En las fronteras. Nunca pertenecemos realmente a ningún territorio, pero somos capaces de ser parte de todos. Bueno. Por lo menos durante el tiempo que nos dedicamos a explorarlos. Luego hay espacios en ese u otro territorio que nos pueden atrapar y hemos de salir lo antes posible. Hay otros que nos agradan y quisiéramos vivir en ellos para siempre, pero cuando miramos al cielo y las nubes se dirigen hacia el desierto empujadas por el viento, sentimos la necesidad de borrarnos por completo en él y unirnos a la primera caravana que pase. Vivir en el [entre]. 

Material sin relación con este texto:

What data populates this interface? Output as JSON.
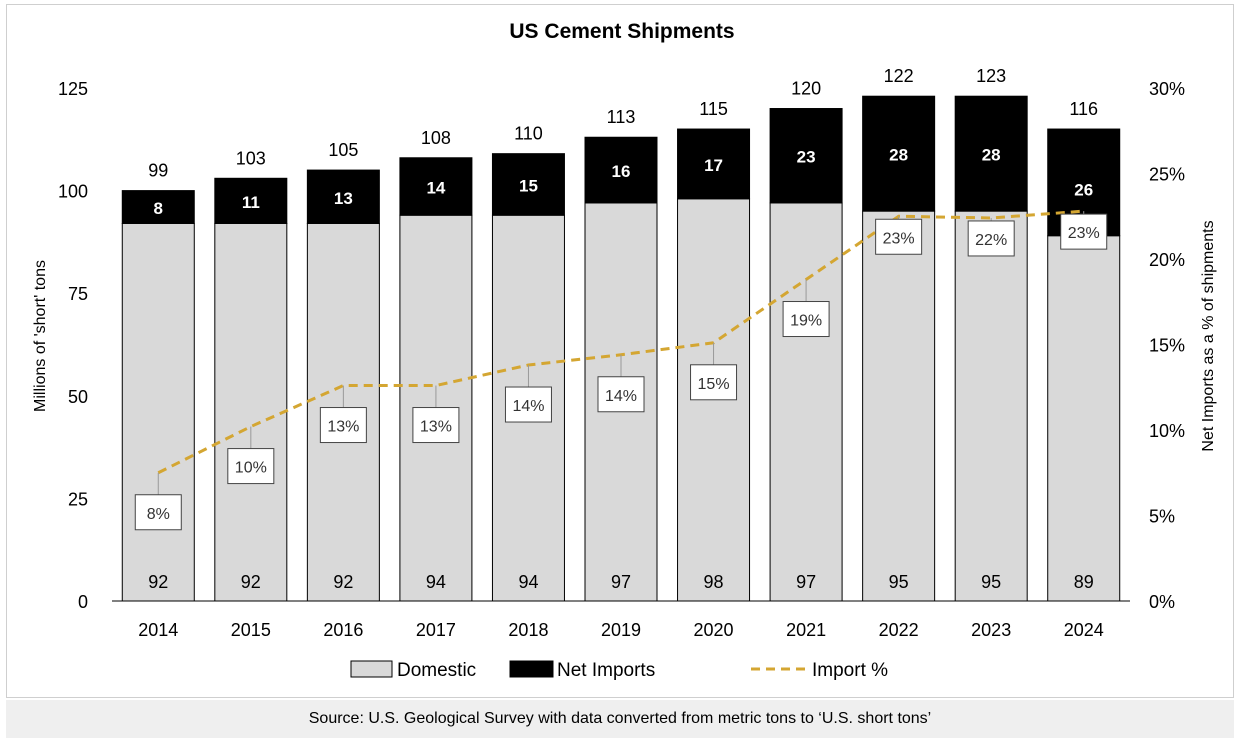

Entre los nómadas del Gran Desierto y los pastores del Valle de Hirmán se encuentra la ciudad de Erko. Una ciudad industriosa dedicada a la artesanía más variada y al comercio. También habitan los astutos banqueros de la famila Urkim, que hacen 
posible el crédito en muchos otros territorios. En Erko conviven así mismo todas las escuelas filosóficas y muchas religiones. Las plazas públicas se convierten en espacios de debate de las ideas y creencias. Ayer fuimos a oír al Gran Profeta del Reino Que Se Avecina. Nos dimos cuenta que para que su Reino fuese creíble la ciudad de Erko tenía que convertirse forzosamente en una cueva de ladrones y en un nido perverso de prostitutas y sodomitas. Era este profeta un hombre que odiaba el dinero, el comercio y los maestros de las industrias. Permanentemente y durante años predicaba el mensaje de su Reino donde no habría dinero, ni comercio, ni industrias. Tan solo amor. Tan solo visiones celestiales de éxtasis eternos. Comunidades de pobreza compartida con los ángeles hermafroditas. Pero en tanto tiempo tan solo le seguían una veintena de personas ya entradas en años, flácidas y tristes. Erko es una ciudad demasiado enredada en los trajines de la vida como para desear otra vida que no sea esta. Sus paseos bullen de gente que gasta dinero y se divierte después de trabajar o estudiar. Los comerciantes exhiben sus mercancías con orgullo y las caravanas salen y entran con todo tipo de productos hacia diferentes territorios. Las universidades hierven de nuevas ideas, inventos y creaciones.
Recordamos entonces aquellos días en que nuestro pueblo seguía al mesías Sabbatai Zevi y la locura colectiva casi les llevó al desastre y la miseria. Erko es una gran ciudad y aquí seguíamos viviendo por ahora.